Renommierter Hörspielpreis vom Bund der Kriegsblinden e.V. und Filmstiftung NRW jetzt für gesamten deutschsprachigen Raum

Am 7. und 8. März tagt die Jury des Hörspielpreises der Kriegsblinden zum ersten Mal in Zürich. Nach der Jurysitzung im vergangen Jahr in Wien ist es das zweite Mal, dass die Jury ihre Entscheidung über den Hörspielpreis außerhalb Deutschlands trifft.

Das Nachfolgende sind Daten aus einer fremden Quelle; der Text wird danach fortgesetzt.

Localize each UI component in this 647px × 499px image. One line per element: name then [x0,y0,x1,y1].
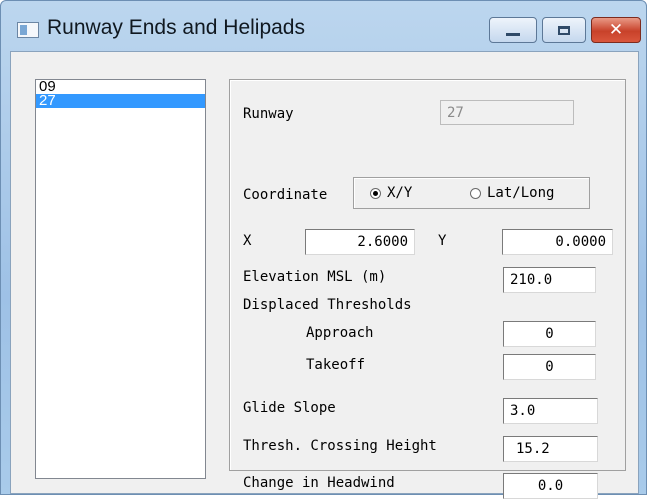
displaced-thresholds-heading: Displaced Thresholds [243,297,412,313]
close-button[interactable]: ✕ [591,17,641,43]
radio-lat-long-label: Lat/Long [487,185,555,201]
elevation-label: Elevation MSL (m) [243,269,387,285]
list-item-09[interactable]: 09 [36,79,205,94]
coordinates-radio-group: X/Y Lat/Long [353,177,590,209]
x-label: X [243,233,252,249]
title-bar[interactable]: Runway Ends and Helipads ✕ [1,1,646,51]
radio-lat-long-indicator [470,187,481,199]
takeoff-field[interactable]: 0 [503,354,596,380]
thresh-crossing-height-field[interactable]: 15.2 [503,436,598,462]
glide-slope-label: Glide Slope [243,400,336,416]
dialog-window: Runway Ends and Helipads ✕ 09 27 Runway … [0,0,647,499]
y-label: Y [438,233,447,249]
change-in-headwind-field[interactable]: 0.0 [503,473,598,499]
approach-label: Approach [306,325,374,341]
radio-xy-label: X/Y [387,185,413,201]
dialog-client-area: 09 27 Runway 27 Coordinate X/Y Lat/Long … [10,51,639,499]
runway-end-properties-panel: Runway 27 Coordinate X/Y Lat/Long X 2.60… [229,79,626,499]
thresh-crossing-height-label: Thresh. Crossing Height [243,438,437,454]
maximize-button[interactable] [542,17,586,43]
close-icon: ✕ [608,19,624,40]
radio-xy-indicator [370,187,381,199]
approach-field[interactable]: 0 [503,321,596,347]
coordinates-label: Coordinate [243,187,328,203]
glide-slope-field[interactable]: 3.0 [503,398,598,424]
maximize-icon [558,25,570,35]
takeoff-label: Takeoff [306,357,366,373]
window-title: Runway Ends and Helipads [47,16,305,39]
minimize-icon [506,32,520,36]
radio-lat-long[interactable]: Lat/Long [470,185,554,201]
elevation-field[interactable]: 210.0 [503,267,596,293]
x-field[interactable]: 2.6000 [305,229,415,255]
minimize-button[interactable] [489,17,537,43]
change-in-headwind-label: Change in Headwind [243,475,395,491]
runway-label: Runway [243,106,294,122]
window-app-icon [17,22,39,38]
runway-field: 27 [440,100,574,125]
y-field[interactable]: 0.0000 [502,229,613,255]
radio-xy[interactable]: X/Y [370,185,412,201]
runway-end-list[interactable]: 09 27 [35,79,206,479]
list-item-27[interactable]: 27 [36,93,205,108]
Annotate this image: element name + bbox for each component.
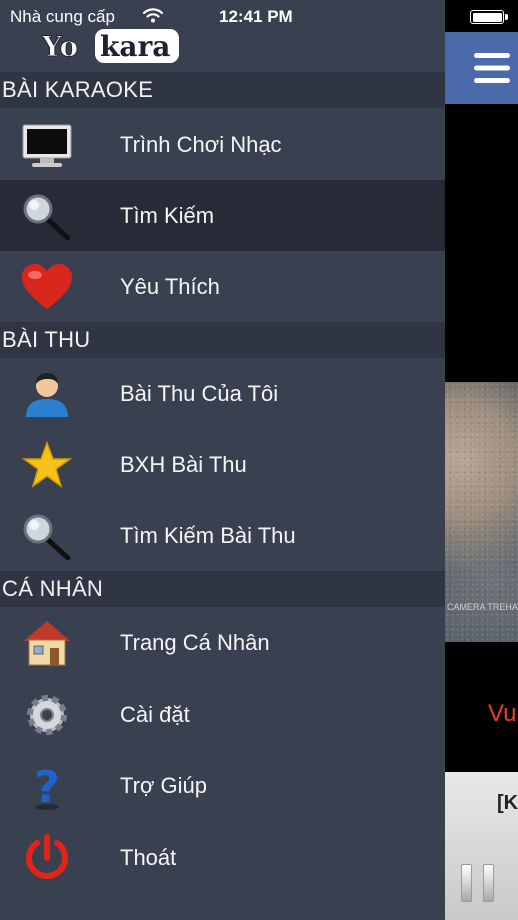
svg-text:kara: kara (100, 30, 170, 63)
menu-item-recording-chart[interactable]: BXH Bài Thu (0, 429, 445, 500)
hamburger-menu-icon[interactable] (474, 50, 510, 86)
menu-item-label: Cài đặt (120, 702, 190, 727)
menu-item-profile[interactable]: Trang Cá Nhân (0, 607, 445, 678)
clock: 12:41 PM (219, 7, 293, 26)
menu-item-label: Trình Chơi Nhạc (120, 132, 282, 157)
pause-bar-left (461, 864, 472, 902)
menu-item-help[interactable]: ? Trợ Giúp (0, 750, 445, 821)
menu-item-label: Tìm Kiếm (120, 203, 215, 228)
menu-item-search[interactable]: Tìm Kiếm (0, 180, 445, 251)
pause-button[interactable] (461, 864, 495, 902)
star-icon (21, 441, 73, 488)
player-song-title: [K (497, 792, 518, 814)
menu-item-label: Thoát (120, 845, 177, 870)
menu-item-my-recordings[interactable]: Bài Thu Của Tôi (0, 358, 445, 429)
status-bar: Nhà cung cấp 12:41 PM (0, 0, 518, 34)
menu-item-label: Tìm Kiếm Bài Thu (120, 523, 296, 548)
power-icon (26, 834, 68, 879)
house-icon (24, 621, 70, 666)
search-icon (23, 514, 71, 560)
lyric-text: Vu (488, 700, 517, 727)
menu-item-settings[interactable]: Cài đặt (0, 679, 445, 750)
gear-icon (27, 695, 67, 735)
menu-item-favorites[interactable]: Yêu Thích (0, 251, 445, 322)
menu-item-label: Yêu Thích (120, 274, 220, 299)
battery-icon (470, 10, 508, 24)
search-icon (23, 194, 71, 240)
user-icon (26, 373, 68, 417)
svg-text:Yo: Yo (41, 30, 78, 63)
section-header-recordings: BÀI THU (0, 322, 445, 358)
pause-bar-right (483, 864, 494, 902)
section-header-karaoke: BÀI KARAOKE (0, 72, 445, 108)
monitor-icon (22, 124, 72, 167)
menu-item-label: Bài Thu Của Tôi (120, 381, 279, 406)
help-icon: ? (34, 762, 60, 810)
battery-level (472, 12, 502, 22)
menu-item-search-recordings[interactable]: Tìm Kiếm Bài Thu (0, 500, 445, 571)
heart-icon (22, 264, 72, 309)
menu-item-label: Trang Cá Nhân (120, 630, 270, 655)
menu-item-music-player[interactable]: Trình Chơi Nhạc (0, 109, 445, 180)
wifi-icon (143, 8, 163, 23)
section-header-personal: CÁ NHÂN (0, 571, 445, 607)
carrier-label: Nhà cung cấp (10, 7, 115, 26)
svg-text:?: ? (34, 762, 60, 810)
menu-item-logout[interactable]: Thoát (0, 822, 445, 893)
menu-item-label: Trợ Giúp (120, 773, 207, 798)
video-watermark: CAMERA TREHAT (447, 602, 518, 612)
menu-item-label: BXH Bài Thu (120, 452, 247, 477)
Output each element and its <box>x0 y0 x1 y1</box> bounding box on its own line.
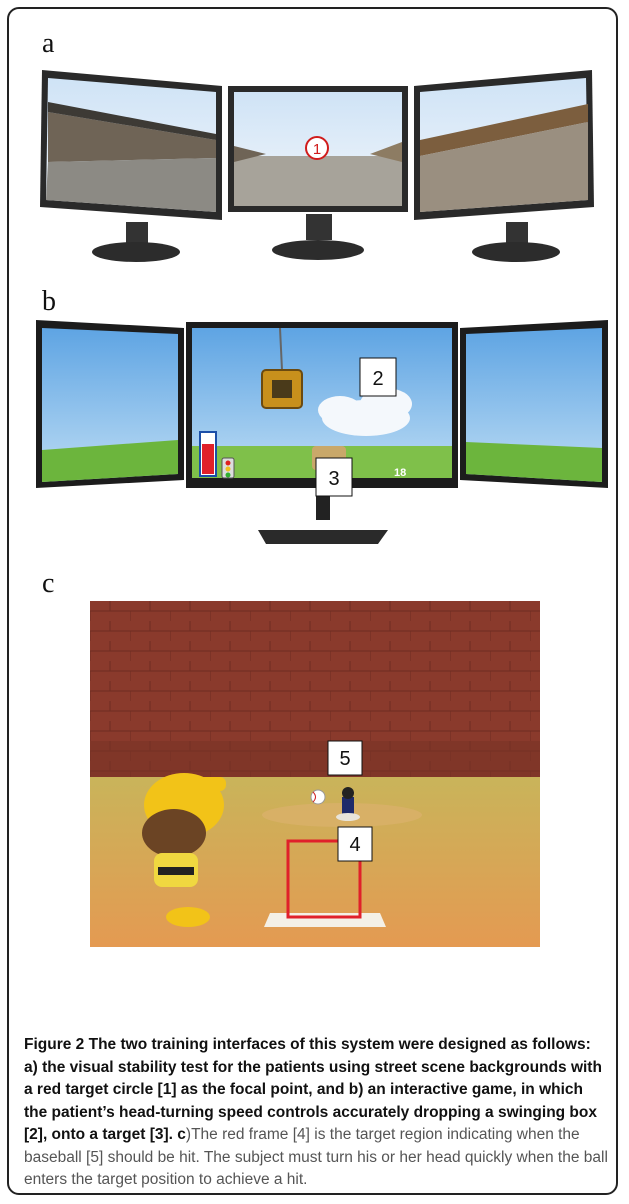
traffic-light-icon <box>221 457 235 479</box>
svg-text:4: 4 <box>349 834 360 856</box>
panel-a-monitors: 1 <box>40 70 594 262</box>
figure-caption: Figure 2 The two training interfaces of … <box>24 1034 608 1192</box>
center-monitor-icon <box>228 86 408 260</box>
panel-b-game-monitors: 18 2 3 <box>36 320 608 544</box>
hud-score: 18 <box>394 467 406 479</box>
box-label-2: 2 <box>359 357 397 397</box>
left-monitor-icon <box>40 70 222 262</box>
target-circle-icon: 1 <box>305 136 329 160</box>
energy-bar-icon <box>199 431 217 477</box>
caption-c-label: c <box>177 1126 186 1143</box>
svg-text:2: 2 <box>372 368 383 390</box>
frame-label-4: 4 <box>337 826 373 862</box>
figure-label: Figure 2 <box>24 1036 85 1053</box>
ball-label-5: 5 <box>327 740 363 776</box>
target-circle-number: 1 <box>313 141 321 158</box>
panel-a-label: a <box>42 28 55 59</box>
baseball-icon <box>310 789 326 805</box>
panel-b-label: b <box>42 286 56 317</box>
svg-text:3: 3 <box>328 468 339 490</box>
panel-c-baseball-game: 5 4 <box>90 601 540 947</box>
panel-c-label: c <box>42 568 55 599</box>
svg-text:5: 5 <box>339 748 350 770</box>
target-label-3: 3 <box>315 457 353 497</box>
right-monitor-icon <box>414 70 594 262</box>
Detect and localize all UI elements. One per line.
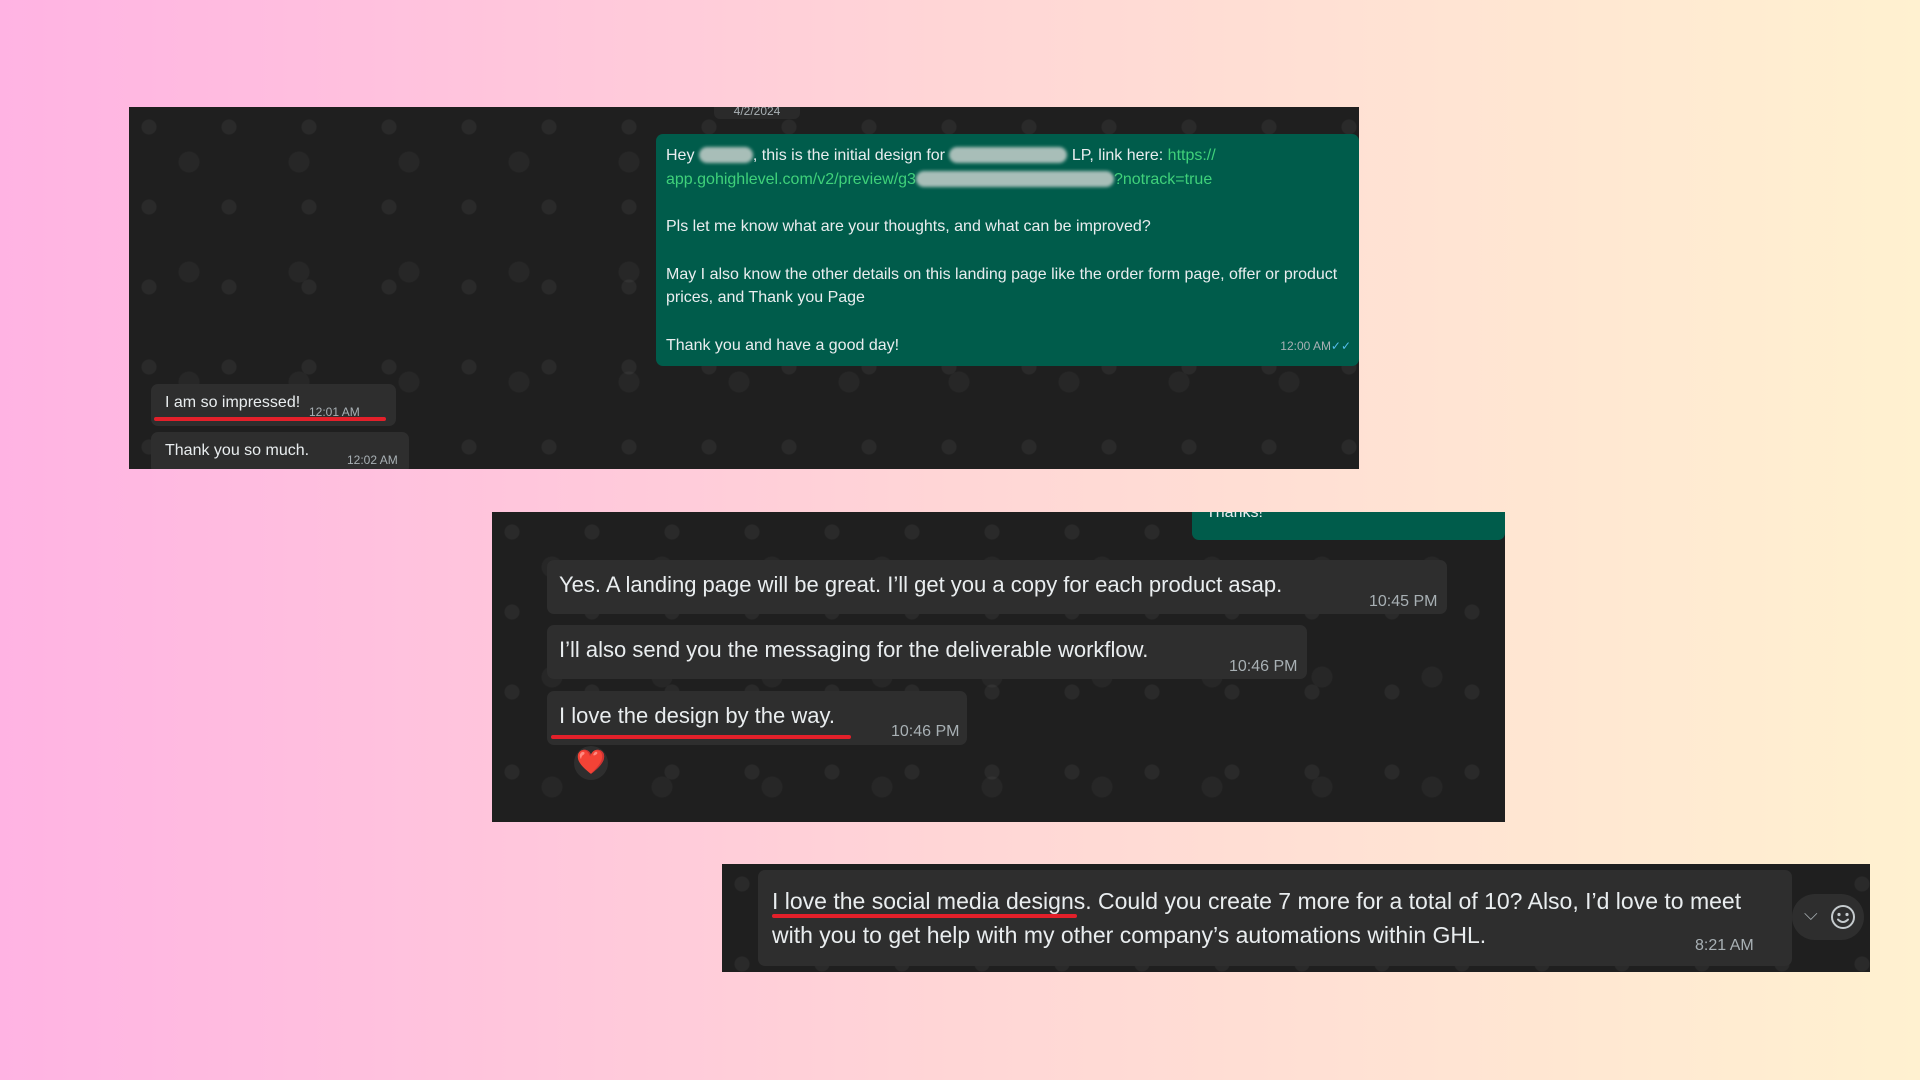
message-text: Thank you so much. [165,442,310,459]
link-text[interactable]: https:// [1168,147,1216,164]
read-ticks-icon: ✓✓ [1330,338,1351,353]
message-text: , this is the initial design for [752,147,950,164]
heart-reaction-icon[interactable]: ❤️ [574,746,608,780]
message-text: I love the social media designs. Could y… [772,888,1742,948]
chevron-down-icon[interactable]: ⌵ [1804,904,1818,925]
message-paragraph: Hey , this is the initial design for LP,… [666,144,1349,191]
link-text[interactable]: ?notrack=true [1114,171,1212,188]
message-time: 8:21 AM [1695,937,1754,954]
message-text: I’ll also send you the messaging for the… [559,637,1149,662]
redacted-link [915,170,1114,187]
outgoing-message[interactable]: Hey , this is the initial design for LP,… [656,134,1359,366]
message-actions: ⌵ [1792,894,1864,940]
incoming-message[interactable]: I’ll also send you the messaging for the… [547,625,1307,679]
message-text: I love the design by the way. [559,703,835,728]
incoming-message[interactable]: Yes. A landing page will be great. I’ll … [547,560,1447,614]
chat-panel-3: I love the social media designs. Could y… [722,864,1870,972]
message-text: LP, link here: [1067,147,1168,164]
message-time: 10:46 PM [891,723,960,740]
message-text: Yes. A landing page will be great. I’ll … [559,572,1283,597]
highlight-underline [154,417,386,421]
incoming-message[interactable]: I love the social media designs. Could y… [758,870,1792,966]
redacted-name [698,147,753,163]
message-text: Hey [666,147,699,164]
emoji-icon[interactable] [1830,904,1856,930]
message-text: Thanks! [1206,512,1263,521]
message-paragraph: Pls let me know what are your thoughts, … [666,218,1151,235]
chat-panel-1: 4/2/2024 Hey , this is the initial desig… [129,107,1359,469]
link-text[interactable]: app.gohighlevel.com/v2/preview/g3 [666,171,916,188]
message-time: 12:00 AM [1280,338,1331,353]
message-time: 12:02 AM [347,453,398,467]
message-time: 10:45 PM [1369,593,1438,610]
chat-panel-2: Thanks! Yes. A landing page will be grea… [492,512,1505,822]
highlight-underline [551,735,851,739]
highlight-underline [772,914,1077,918]
message-time: 10:46 PM [1229,658,1298,675]
message-paragraph: Thank you and have a good day! [666,336,900,354]
message-paragraph: May I also know the other details on thi… [666,265,1338,307]
outgoing-message-partial[interactable]: Thanks! [1192,512,1505,540]
message-text: I am so impressed! [165,394,301,411]
date-chip: 4/2/2024 [714,107,800,119]
redacted-company [949,147,1068,163]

Die Wahl des Ortes ist ein Zeichen für die Erweiterung des renommierten Preises auf den gesamten deutschsprachigen Raum. In der langen Geschichte des Hörspielpreises wurden auch immer wieder österreichische und schweizerische Autoren, wie etwa Friedrich Dürrenmatt und Elfriede Jelinek, ausgezeichnet. Daher wollen die beiden Träger des Preises, der Bund der Kriegsblinden e.V. und die Filmstiftung Nord­rhein-Westfalen, nicht mehr nur das beste deutsche, sondern das beste deutsch­sprachige Hörspiel über Ländergrenzen hinweg auszeichnen.

Unter dem Vorsitz von Anna Dünnebier wählt die Jury unter allen eingereichten Produktionen das beste deutschsprachige Hörspiel des Jahres 2006. Gastgeber der Jurysitzung in Zürich ist das Schweizer Radio DRS. Der Jury gehören jeweils sieben Kriegsblinde, sieben Fachkritiker sowie fünf von der Filmstiftung NRW berufene Juroren aus dem Kulturbereich an.

Die Preisverleihung des Hörspielpreises der Kriegsblinden findet am 4. Juni in Berlin statt. Im vergangenem Jahr erhielt das Hörspiel "Föhrenwald" von Michaela Melián den Preis für das beste deutschsprachige Hörspiel. Frühere Preisträger waren u. a. Stefan Weigl, Elfriede Jelinek, Christoph Schlingensief, Andreas Ammer & FM Einheit, Walter Filz, Inge Kurtz & Jürgen Geers sowie Eberhard Petschinka & Rafael Sanchez.